So, in Sicily, my brain was completely clogged with salami, seafood, veal, cheese, pasta, blood orange mimosas, arancini, cannoli and wine.  We were surrounded by the gorgeous sea and because there's a volcano there that still erupts periodically, the whole island is positively fecund with wild olive trees, wild pomegranate trees, poppies, wild oleander, jasmine, almond trees, chamomile, orange trees, lemons.  Like, by the side of the highways, randomly growing in archeology sites.  Palermo is like an explosion of Etsy fever dreams - herb gardens and succulents on every balcony and coverable piece of sidewalk.

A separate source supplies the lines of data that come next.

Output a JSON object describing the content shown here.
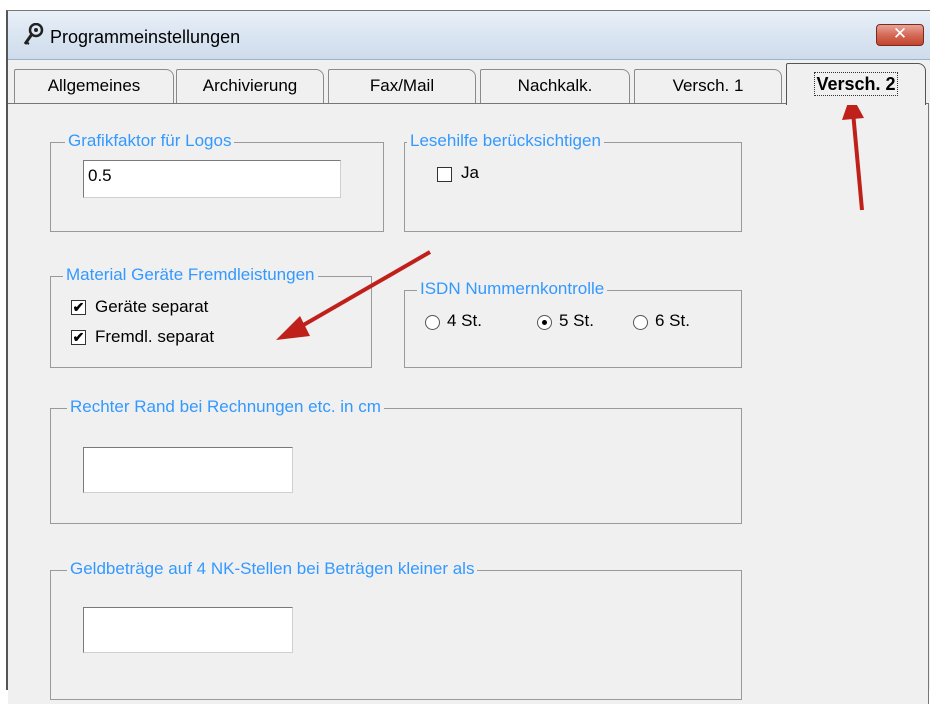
{
  "window": {
    "title": "Programmeinstellungen",
    "close_label": "✕"
  },
  "tabs": [
    {
      "label": "Allgemeines",
      "active": false
    },
    {
      "label": "Archivierung",
      "active": false
    },
    {
      "label": "Fax/Mail",
      "active": false
    },
    {
      "label": "Nachkalk.",
      "active": false
    },
    {
      "label": "Versch. 1",
      "active": false
    },
    {
      "label": "Versch. 2",
      "active": true
    }
  ],
  "groups": {
    "grafikfaktor": {
      "title": "Grafikfaktor für Logos",
      "value": "0.5"
    },
    "lesehilfe": {
      "title": "Lesehilfe berücksichtigen",
      "checkbox_label": "Ja",
      "checked": false
    },
    "material": {
      "title": "Material Geräte Fremdleistungen",
      "items": [
        {
          "label": "Geräte separat",
          "checked": true
        },
        {
          "label": "Fremdl. separat",
          "checked": true
        }
      ]
    },
    "isdn": {
      "title": "ISDN Nummernkontrolle",
      "options": [
        {
          "label": "4 St.",
          "selected": false
        },
        {
          "label": "5 St.",
          "selected": true
        },
        {
          "label": "6 St.",
          "selected": false
        }
      ]
    },
    "rechter_rand": {
      "title": "Rechter Rand bei Rechnungen etc. in cm",
      "value": ""
    },
    "geldbetraege": {
      "title": "Geldbeträge auf 4 NK-Stellen bei Beträgen kleiner als",
      "value": ""
    }
  },
  "check_mark": "✔",
  "colors": {
    "group_title": "#3399ff",
    "annotation_arrow": "#c0201a",
    "close_button": "#c2432e"
  }
}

So you can imagine that despite the fact that I am absolutely shamefully horrible with any language that's not English, I desperately wanted to stay.  I mean, 65% of women in SIcily are unemployed, but dude that is right on track to have the life that Ali Wong always dreams about, that I want too! ("I DON'T WANT TO LEAN IN!  I WANT TO LIE DOWN!)  But blahblahblah you have a husband or something and a "career" and a stupid business and another book to write and the crushing oppression of your life back in Gilead/America to deal with.  Because yes, in SIcily you can get a literal bunch of asparagus or a beautifully laminated Saint prayer card from a vending machine for a Euro, but the fact remains that they would be having none of my proud freak shenanigans there which would eventually get old.  Eventually.